The business landscape is increasingly becoming globalized. Diversity in business has become integral to growing industries, and with that diversity comes a need for better intercultural communication.
Tapping into the potential that embracing diversity can bring requires a reframing of our previously held notions of how to conduct business around the globe. It requires us to recognize the benefits of technology that allows better communication, and do away with antiquated biases and ethnocentrism.
Dr. Laurie Moroco, a certified business coach who also serves as Assistant Dean of Instruction at Colorado Mountain College and Adjunct Professor of Communication at the University of Colorado, sees culture as one lens through which to view the world — but not the only lens. “Business leaders should recognize, respect, and embrace the differences each person brings to the table,” she says.
Dr. Moroco has dedicated her coaching and keynote speaking to helping people better communicate and navigate tricky situations within business relationships. “We often worry about offending other people and not knowing what to say or what words to use, which is understandable,” she explains. “When this happens, leaders should be honest by respecting cultural differences and becoming cognizant of their own personal biases.”
There are several key factors to consider when approaching intercultural communication. These factors can help leaders and entire organizations embrace the concept of diversity and better communication all around.
Hyper-Connectivity and Cultural Intelligence
“We are now more connected than ever thanks to the internet, video conferencing, and the rise of remote work,” says Dr. Moroco. “With limited face-to-face interaction, we forget that people have perceptions and perspectives different from our own.”
Technology has done a good job of making the world smaller and allowing us to communicate with one another more freely, but it also homogenized society to a certain extent. “How many times have you assumed everyone on a message board was from the United States?” Dr. Moroco asks. “How many of us use American slang or terminology and expect other people to understand? When the entire world has access to a communication tool, we may incorrectly assume the entire world communicates just as we do.”
It can be easy to forget that our co-workers or clients who live in different parts of the world have different lifestyles, upbringings, and cultural norms than what we may have. Dr. Moroco stresses the importance of having a strong cultural intelligence, or “CQ,” which is especially significant in organizations with widespread global teams or clientele. A focus on cultural intelligence can not only help people develop tactics to work better with those who are culturally different, but can also help them relate more to those from different countries, races, age groups, or genders.
The Rise of Remote Work
Both during and following the COVID-19 pandemic, the rise in remote work has skyrocketed. However, this rise in remote teams and remote work days may not help the diversity and intercultural communication cause.
“I see many remote workers who don’t even turn on their cameras. It has become a norm in many organizations, but to me, it seems counterintuitive to diversity efforts if we can’t even see each other,” says Dr. Moroco. “Communication goes beyond words and voices. There is so much communication held in body language, such as facial cues or hand gestures.

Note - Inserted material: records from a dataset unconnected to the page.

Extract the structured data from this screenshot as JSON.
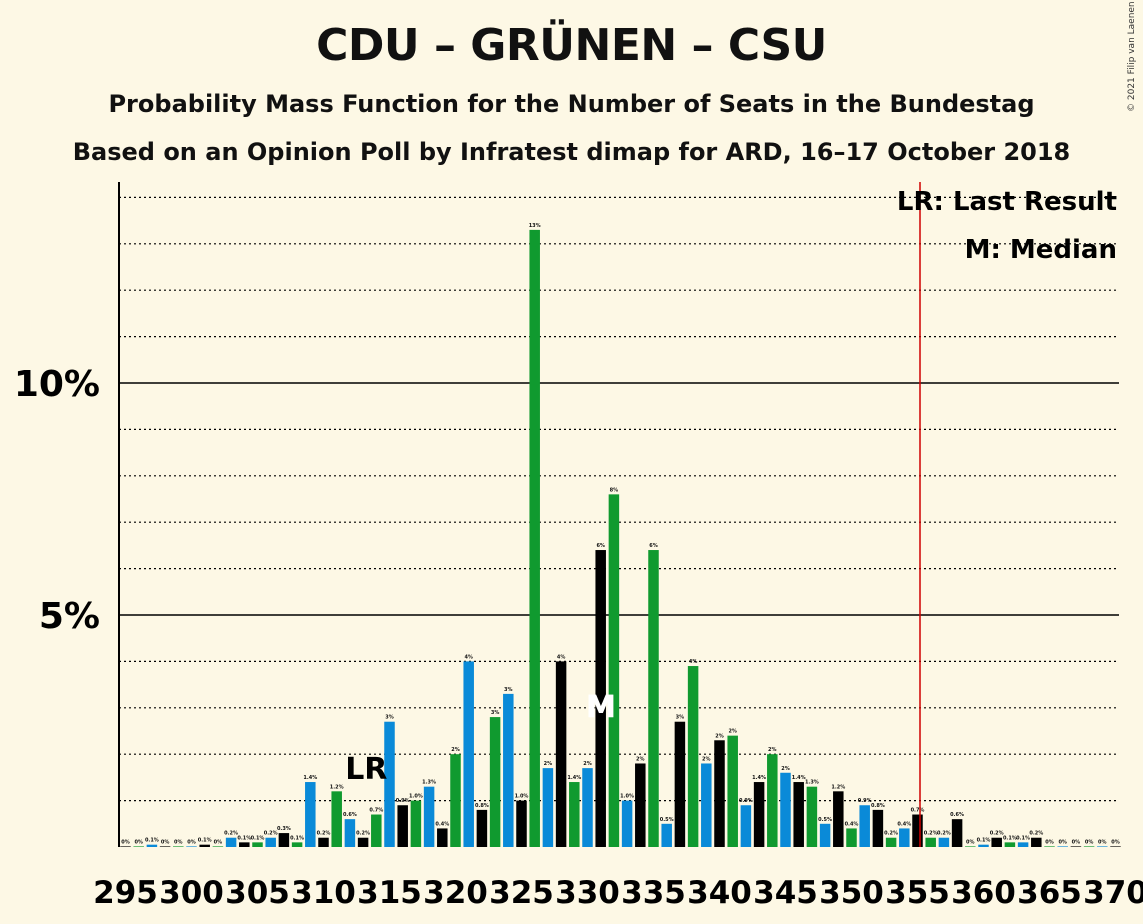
{
  "title": "CDU – GRÜNEN – CSU",
  "subtitle": "Probability Mass Function for the Number of Seats in the Bundestag",
  "subtitle2": "Based on an Opinion Poll by Infratest dimap for ARD, 16–17 October 2018",
  "credit": "© 2021 Filip van Laenen",
  "legend": {
    "last_result": "LR: Last Result",
    "median": "M: Median"
  },
  "markers": {
    "last_result_label": "LR",
    "last_result_seat": 314,
    "median_label": "M",
    "median_seat": 332,
    "majority_line_seat": 355
  },
  "colors": {
    "background": "#fdf8e5",
    "cdu": "#000000",
    "greens": "#109a2f",
    "csu": "#0a8ad8",
    "majority_line": "#d00000"
  },
  "chart_data": {
    "type": "bar",
    "xlabel": "",
    "ylabel": "",
    "x_tick_labels": [
      "295",
      "300",
      "305",
      "310",
      "315",
      "320",
      "325",
      "330",
      "335",
      "340",
      "345",
      "350",
      "355",
      "360",
      "365",
      "370"
    ],
    "y_tick_labels": [
      {
        "value": 5,
        "label": "5%"
      },
      {
        "value": 10,
        "label": "10%"
      }
    ],
    "ylim": [
      0,
      14.3
    ],
    "grid": "dotted every 1%, solid at 5% and 10%",
    "series": [
      {
        "x": [
          295,
          296,
          297,
          298,
          299,
          300,
          301,
          302,
          303,
          304,
          305,
          306,
          307,
          308,
          309,
          310,
          311,
          312,
          313,
          314,
          315,
          316,
          317,
          318,
          319,
          320,
          321,
          322,
          323,
          324,
          325,
          326,
          327,
          328,
          329,
          330,
          331,
          332,
          333,
          334,
          335,
          336,
          337,
          338,
          339,
          340,
          341,
          342,
          343,
          344,
          345,
          346,
          347,
          348,
          349,
          350,
          351,
          352,
          353,
          354,
          355,
          356,
          357,
          358,
          359,
          360,
          361,
          362,
          363,
          364,
          365,
          366,
          367,
          368,
          369,
          370
        ],
        "values": [
          0.01,
          0.01,
          0.05,
          0.01,
          0.01,
          0.01,
          0.05,
          0.01,
          0.2,
          0.1,
          0.1,
          0.2,
          0.3,
          0.1,
          1.4,
          0.2,
          1.2,
          0.6,
          0.2,
          0.7,
          2.7,
          0.9,
          1.0,
          1.3,
          0.4,
          2.0,
          4.0,
          0.8,
          2.8,
          3.3,
          1.0,
          13.3,
          1.7,
          4.0,
          1.4,
          1.7,
          6.4,
          7.6,
          1.0,
          1.8,
          6.4,
          0.5,
          2.7,
          3.9,
          1.8,
          2.3,
          2.4,
          0.9,
          1.4,
          2.0,
          1.6,
          1.4,
          1.3,
          0.5,
          1.2,
          0.4,
          0.9,
          0.8,
          0.2,
          0.4,
          0.7,
          0.2,
          0.2,
          0.6,
          0.01,
          0.05,
          0.2,
          0.1,
          0.1,
          0.2,
          0.01,
          0.01,
          0.01,
          0.01,
          0.01,
          0.01
        ],
        "labels": [
          "0%",
          "0%",
          "0.1%",
          "0%",
          "0%",
          "0%",
          "0.1%",
          "0%",
          "0.2%",
          "0.1%",
          "0.1%",
          "0.2%",
          "0.3%",
          "0.1%",
          "1.4%",
          "0.2%",
          "1.2%",
          "0.6%",
          "0.2%",
          "0.7%",
          "3%",
          "0.9%",
          "1.0%",
          "1.3%",
          "0.4%",
          "2%",
          "4%",
          "0.8%",
          "3%",
          "3%",
          "1.0%",
          "13%",
          "2%",
          "4%",
          "1.4%",
          "2%",
          "6%",
          "8%",
          "1.0%",
          "2%",
          "6%",
          "0.5%",
          "3%",
          "4%",
          "2%",
          "2%",
          "2%",
          "0.9%",
          "1.4%",
          "2%",
          "2%",
          "1.4%",
          "1.3%",
          "0.5%",
          "1.2%",
          "0.4%",
          "0.9%",
          "0.8%",
          "0.2%",
          "0.4%",
          "0.7%",
          "0.2%",
          "0.2%",
          "0.6%",
          "0%",
          "0.1%",
          "0.2%",
          "0.1%",
          "0.1%",
          "0.2%",
          "0%",
          "0%",
          "0%",
          "0%",
          "0%",
          "0%"
        ]
      }
    ]
  }
}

Having cameras turned on seems like a simple step, but it could be significant in helping build better relationships and stronger intercultural teams.”
Inclusive Work Environments
All over the globe, the cause of DEI initiatives in the workplace has had an impact. Leaders are starting to see the wealth of benefits in promoting inclusive and diverse workspaces.

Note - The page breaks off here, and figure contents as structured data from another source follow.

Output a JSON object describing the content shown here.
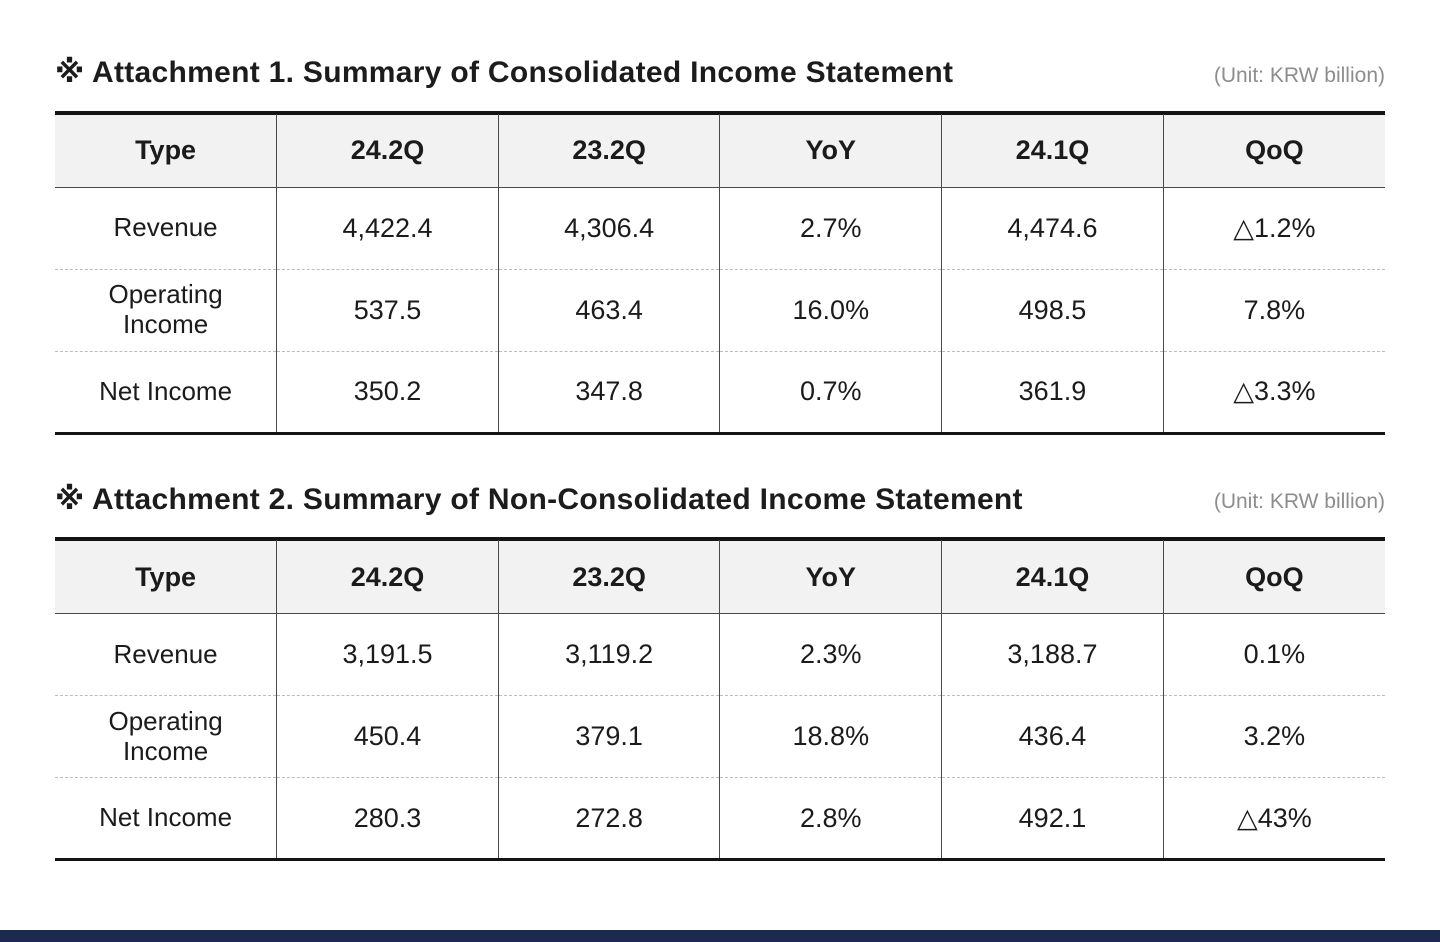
{
  "sections": [
    {
      "title": "※ Attachment 1. Summary of Consolidated Income Statement",
      "unit": "(Unit: KRW billion)",
      "table": {
        "columns": [
          "Type",
          "24.2Q",
          "23.2Q",
          "YoY",
          "24.1Q",
          "QoQ"
        ],
        "rows": [
          {
            "label": "Revenue",
            "values": [
              "4,422.4",
              "4,306.4",
              "2.7%",
              "4,474.6",
              "△1.2%"
            ]
          },
          {
            "label": "Operating Income",
            "values": [
              "537.5",
              "463.4",
              "16.0%",
              "498.5",
              "7.8%"
            ]
          },
          {
            "label": "Net Income",
            "values": [
              "350.2",
              "347.8",
              "0.7%",
              "361.9",
              "△3.3%"
            ]
          }
        ]
      }
    },
    {
      "title": "※ Attachment 2. Summary of Non-Consolidated Income Statement",
      "unit": "(Unit: KRW billion)",
      "table": {
        "columns": [
          "Type",
          "24.2Q",
          "23.2Q",
          "YoY",
          "24.1Q",
          "QoQ"
        ],
        "rows": [
          {
            "label": "Revenue",
            "values": [
              "3,191.5",
              "3,119.2",
              "2.3%",
              "3,188.7",
              "0.1%"
            ]
          },
          {
            "label": "Operating Income",
            "values": [
              "450.4",
              "379.1",
              "18.8%",
              "436.4",
              "3.2%"
            ]
          },
          {
            "label": "Net Income",
            "values": [
              "280.3",
              "272.8",
              "2.8%",
              "492.1",
              "△43%"
            ]
          }
        ]
      }
    }
  ],
  "footer": {
    "accent_color": "#1b2a4e"
  }
}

“Creating an inclusive work environment where people feel free to express their thoughts and ideas without punitive repercussions will go a long way for retention and happy employees,” says Dr. Moroco. Championing inclusiveness on a global scale within intercultural organizations has the potential to enhance the overall business landscape. This initiative yields widespread advantages, positively impacting not only the organizations themselves, but also their key stakeholders.
Dr. Moroco has observed that there seem to be improvements in how businesses around the world are embracing the positive possibilities of diversity. “I do think we are getting better at embracing diversity because of awareness,” she explains. “When leaders implement and embrace initiatives around social equity, cross-cultural training, and intersectionality, the whole team can learn positive approaches for interaction with those with different perspectives and opinions.”
For Dr. Moroco, open dialogue and respectful civil discourse can make all the difference. “We need to remember to engage differences constructively through effective communication and best practices. We should not shy away from discussions with people who have different beliefs than us. It all comes down to being open-minded to learning something new,” she says.
Through constructive engagement and a global effort to break myopic views of intercultural communication, the globalization of business can usher in a better future.